Emergency Task Force
HARP , which has set up an emergency Task Force regarding COVID-19 and homelessness in Southend, also delivers emergency breakfast to rough sleepers , and liaises with a number of key agencies including Southend Council, the NHS, Public Health Services, Probation services, the Police, and other local agencies.
Jackie Bliss, HARP’s Chief Executive, said:
“Whilst we appreciate that lockdown was particularly difficult for some of our service users and residents, and we are deeply concerned that some of our vulnerable service users experienced heightened mental health challenges during this difficult period, ultimately our residents were encouraged to abide by the same rules as the rest of society in the national and international effort to control the spread of Covid-19.
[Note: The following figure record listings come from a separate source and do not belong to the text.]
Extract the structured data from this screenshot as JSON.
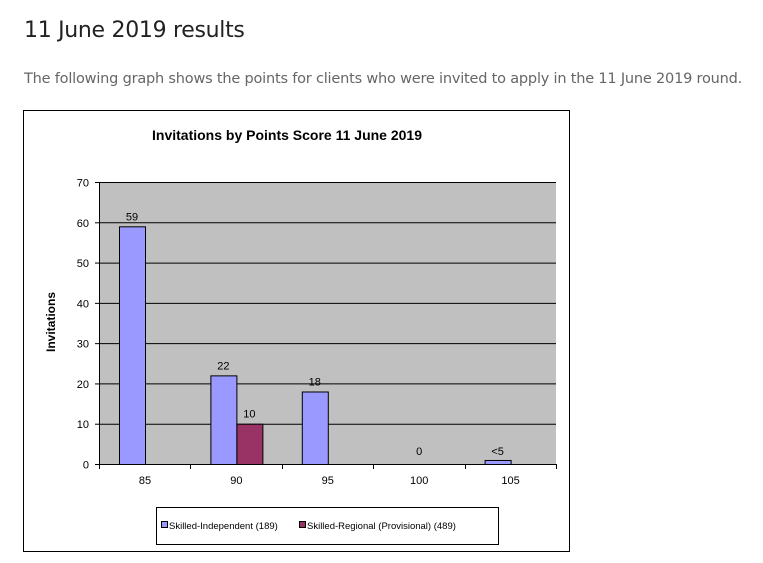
{
  "heading": "11 June 2019 results",
  "intro": "The following graph shows the points for clients who were invited to apply in the 11 June 2019 round.",
  "chart_data": {
    "type": "bar",
    "title": "Invitations by Points Score 11 June 2019",
    "xlabel": "",
    "ylabel": "Invitations",
    "ylim": [
      0,
      70
    ],
    "yticks": [
      0,
      10,
      20,
      30,
      40,
      50,
      60,
      70
    ],
    "grid": true,
    "categories": [
      "85",
      "90",
      "95",
      "100",
      "105"
    ],
    "series": [
      {
        "name": "Skilled-Independent (189)",
        "color": "#9999ff",
        "values": [
          59,
          22,
          18,
          0,
          1
        ],
        "labels": [
          "59",
          "22",
          "18",
          "0",
          "<5"
        ]
      },
      {
        "name": "Skilled-Regional (Provisional) (489)",
        "color": "#993366",
        "values": [
          0,
          10,
          0,
          0,
          0
        ],
        "labels": [
          "",
          "10",
          "",
          "",
          ""
        ]
      }
    ],
    "legend": "bottom"
  }
}
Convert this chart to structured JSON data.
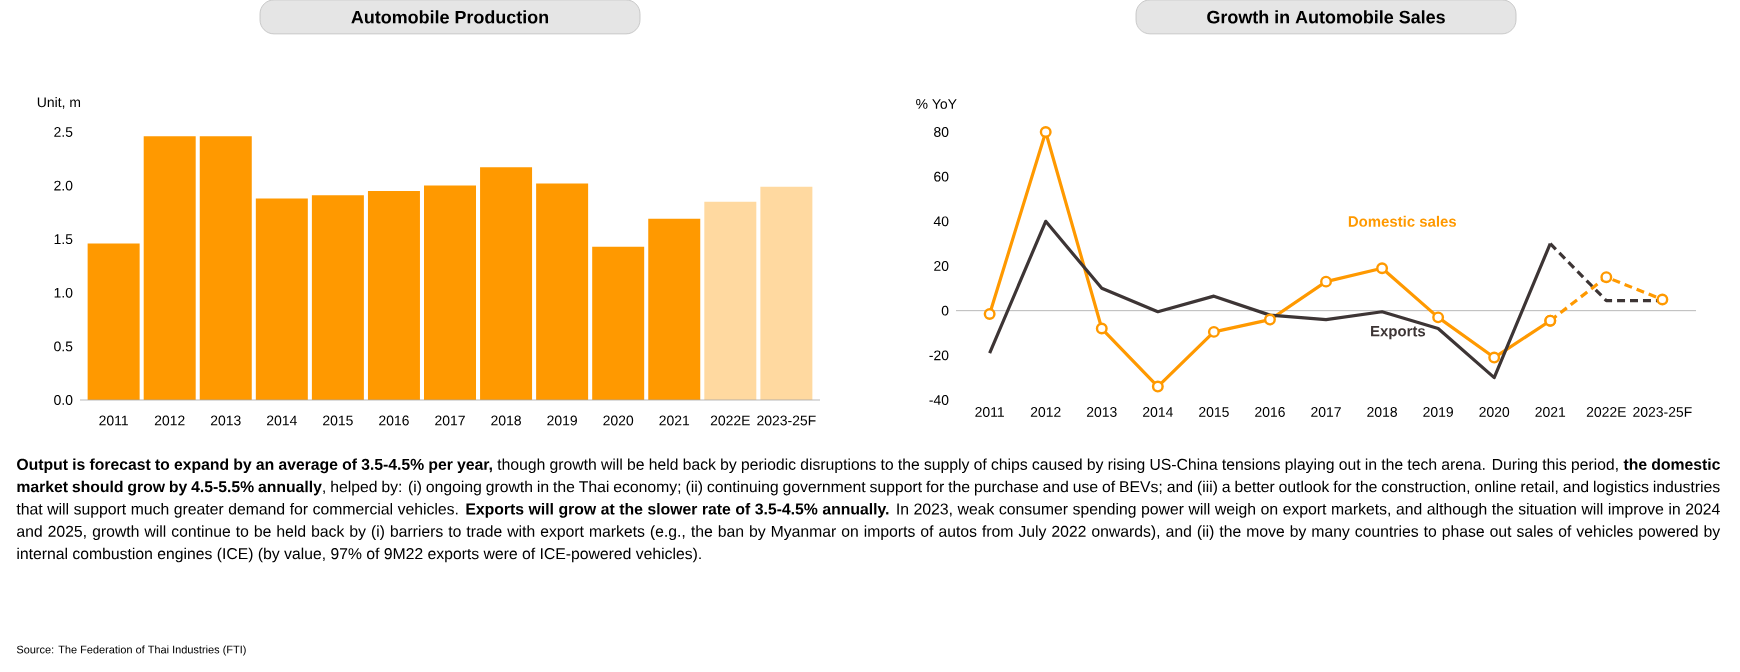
{
  "chart_data": [
    {
      "type": "bar",
      "title": "Automobile Production",
      "ylabel": "Unit, m",
      "categories": [
        "2011",
        "2012",
        "2013",
        "2014",
        "2015",
        "2016",
        "2017",
        "2018",
        "2019",
        "2020",
        "2021",
        "2022E",
        "2023-25F"
      ],
      "values": [
        1.46,
        2.46,
        2.46,
        1.88,
        1.91,
        1.95,
        2.0,
        2.17,
        2.02,
        1.43,
        1.69,
        1.85,
        1.99
      ],
      "colors": [
        "#ff9900",
        "#ff9900",
        "#ff9900",
        "#ff9900",
        "#ff9900",
        "#ff9900",
        "#ff9900",
        "#ff9900",
        "#ff9900",
        "#ff9900",
        "#ff9900",
        "#ffd9a0",
        "#ffd9a0"
      ],
      "ylim": [
        0,
        2.5
      ],
      "yticks": [
        {
          "value": 0,
          "label": "0.0"
        },
        0.5,
        {
          "value": 1,
          "label": "1.0"
        },
        1.5,
        {
          "value": 2,
          "label": "2.0"
        },
        2.5
      ],
      "annotations": [
        "**Output is forecast to expand by an average of 3.5-4.5% per year,** though growth will be held back by periodic disruptions to the supply of chips caused by rising US-China tensions playing out in the tech arena. During this period, **the domestic market should grow by 4.5-5.5% annually**, helped by: (i) ongoing growth in the Thai economy; (ii) continuing government support for the purchase and use of BEVs; and (iii) a better outlook for the construction, online retail, and logistics industries that will support much greater demand for commercial vehicles. **Exports will grow at the slower rate of 3.5-4.5% annually.** In 2023, weak consumer spending power will weigh on export markets, and although the situation will improve in 2024 and 2025, growth will continue to be held back by (i) barriers to trade with export markets (e.g., the ban by Myanmar on imports of autos from July 2022 onwards), and (ii) the move by many countries to phase out sales of vehicles powered by internal combustion engines (ICE) (by value, 97% of 9M22 exports were of ICE-powered vehicles).",
        "Source: The Federation of Thai Industries (FTI)"
      ]
    },
    {
      "type": "line",
      "title": "Growth in Automobile Sales",
      "ylabel": "% YoY",
      "categories": [
        "2011",
        "2012",
        "2013",
        "2014",
        "2015",
        "2016",
        "2017",
        "2018",
        "2019",
        "2020",
        "2021",
        "2022E",
        "2023-25F"
      ],
      "series": [
        {
          "name": "Domestic sales",
          "color": "#ff9900",
          "marker": "circle",
          "line_style": "solid",
          "values": [
            -1.5,
            80,
            -8,
            -34,
            -9.5,
            -4,
            13,
            19,
            -3,
            -21,
            -4.5,
            null,
            null
          ]
        },
        {
          "color": "#ff9900",
          "marker": "circle",
          "line_style": "dashed",
          "values": [
            null,
            null,
            null,
            null,
            null,
            null,
            null,
            null,
            null,
            null,
            -4.5,
            15,
            5
          ]
        },
        {
          "name": "Exports",
          "color": "#3d3535",
          "marker": "none",
          "line_style": "solid",
          "values": [
            -19,
            40,
            10,
            -0.5,
            6.5,
            -2,
            -4,
            -0.5,
            -8,
            -30,
            30,
            null,
            null
          ]
        },
        {
          "color": "#3d3535",
          "marker": "none",
          "line_style": "dashed",
          "values": [
            null,
            null,
            null,
            null,
            null,
            null,
            null,
            null,
            null,
            null,
            30,
            4.5,
            4.5
          ]
        }
      ],
      "ylim": [
        -40,
        80
      ],
      "yticks": [
        -40,
        -20,
        0,
        20,
        40,
        60,
        80
      ]
    }
  ]
}
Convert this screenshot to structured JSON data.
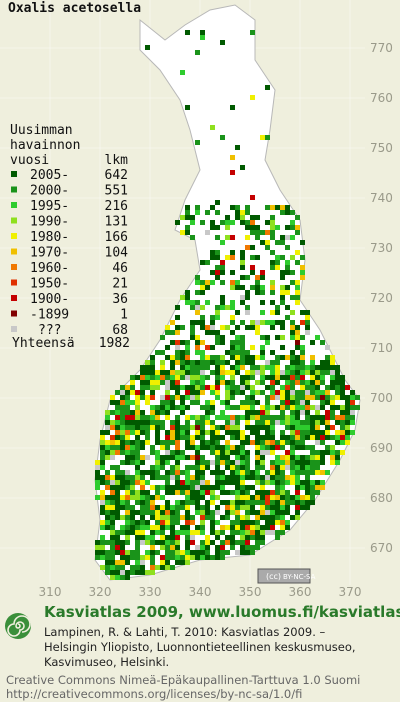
{
  "title": "Oxalis acetosella",
  "legend": {
    "heading": [
      "Uusimman",
      "havainnon",
      "vuosi"
    ],
    "count_heading": "lkm",
    "rows": [
      {
        "label": "2005-",
        "count": 642,
        "color": "#005a00"
      },
      {
        "label": "2000-",
        "count": 551,
        "color": "#1a931a"
      },
      {
        "label": "1995-",
        "count": 216,
        "color": "#2ecc2e"
      },
      {
        "label": "1990-",
        "count": 131,
        "color": "#8fe01e"
      },
      {
        "label": "1980-",
        "count": 166,
        "color": "#f0f000"
      },
      {
        "label": "1970-",
        "count": 104,
        "color": "#f0c000"
      },
      {
        "label": "1960-",
        "count": 46,
        "color": "#f07800"
      },
      {
        "label": "1950-",
        "count": 21,
        "color": "#e03000"
      },
      {
        "label": "1900-",
        "count": 36,
        "color": "#c40000"
      },
      {
        "label": "-1899",
        "count": 1,
        "color": "#800000"
      },
      {
        "label": "???",
        "count": 68,
        "color": "#c8c8c8"
      }
    ],
    "total_label": "Yhteensä",
    "total": 1982
  },
  "grid": {
    "north": [
      770,
      760,
      750,
      740,
      730,
      720,
      710,
      700,
      690,
      680,
      670
    ],
    "east": [
      310,
      320,
      330,
      340,
      350,
      360,
      370
    ]
  },
  "badge": "BY-NC-SA",
  "footer": {
    "site": "Kasviatlas 2009, www.luomus.fi/kasviatlas",
    "citation": [
      "Lampinen, R. & Lahti, T. 2010: Kasviatlas 2009. –",
      "Helsingin Yliopisto, Luonnontieteellinen keskusmuseo,",
      "Kasvimuseo, Helsinki."
    ],
    "license": [
      "Creative Commons Nimeä-Epäkaupallinen-Tarttuva 1.0 Suomi",
      "http://creativecommons.org/licenses/by-nc-sa/1.0/fi"
    ]
  }
}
In line with Government guidelines, we encouraged all HARP residents to abide by the Government guidelines to only leave the premises for essential goods or to take a maximum of one hour exercise a day.
At the outset of the coronavirus outbreak, we had to drastically alter our services to follow the rapidly evolving Government advice, whilst maintaining high levels of care and support for the vulnerable people who depend on us.
This was a huge challenge, and I am personally very proud of our team being able to support so many people through such a tough time. I am also pleased to say that we have not had a single case of Covid-19 amongst HARP’s service users at the time of writing, which, when set against the troubles seen in similar shared residences like Care Homes, is a fantastic achievement and a testament to the hard work and professionalism of our team.
We continue to offer remote support, including mental health support, to our residents and other users of our services, and we will always strive to adapt our services to ensure we can help as many people as best as we can. As we begin to come out of lockdown and emerge in to the ‘new normal’, we are also looking forward to recruiting new members of staff to help us to increase the level of vital mental health support that we are able to offer”.